【東京 2月16日】
本日、東京気象台において、日本で初めてとなる天気図が作成された。指導にあたったのは、ドイツ人気象学者エリヴィン・クニッピングである。欧州式の観測手法を取り入れ、全国各地から集められた気象データを一枚の図にまとめた。

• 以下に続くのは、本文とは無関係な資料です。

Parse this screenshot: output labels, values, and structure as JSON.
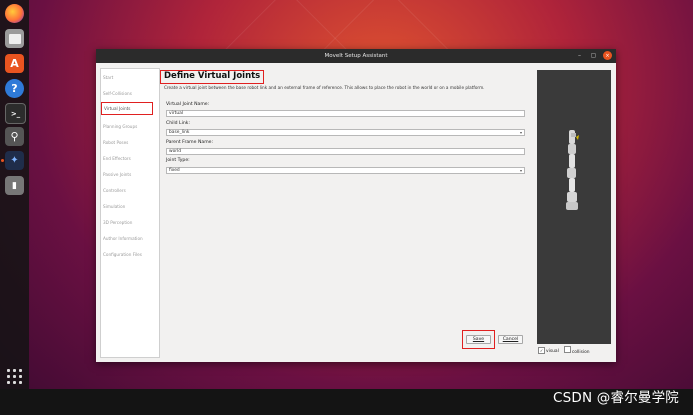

これまで各地の天候は個別に記録されてきたが、同時刻の気圧・風向・天候を広域で比較する試みは我が国で初めてとなる。図上には等圧線が引かれ、風の向きや天候の変化が一目で把握できる形式が採られた。観測結果は電信によって東京に集約され、迅速な解析が行われたという。
気象台関係者は、「暴風雨の接近や気圧の変化を早期に察知することで、海運や農業に大きく寄与する」と語る。とりわけ近年、海難事故の防止が課題とされる中、天候予測の精度向上は急務であった。
クニッピングは来日以来、日本の観測体制整備に尽力しており、今回の天気図作成は近代的気象学導入の象徴的成果と受け止められている。今後は定期的な作成と公表が計画されており、天候の科学的理解が一段と進む見込みだ。
春まだ遠い二月、東京から発信された一枚の図が、日本の空を読む新時代の幕開けを告げている。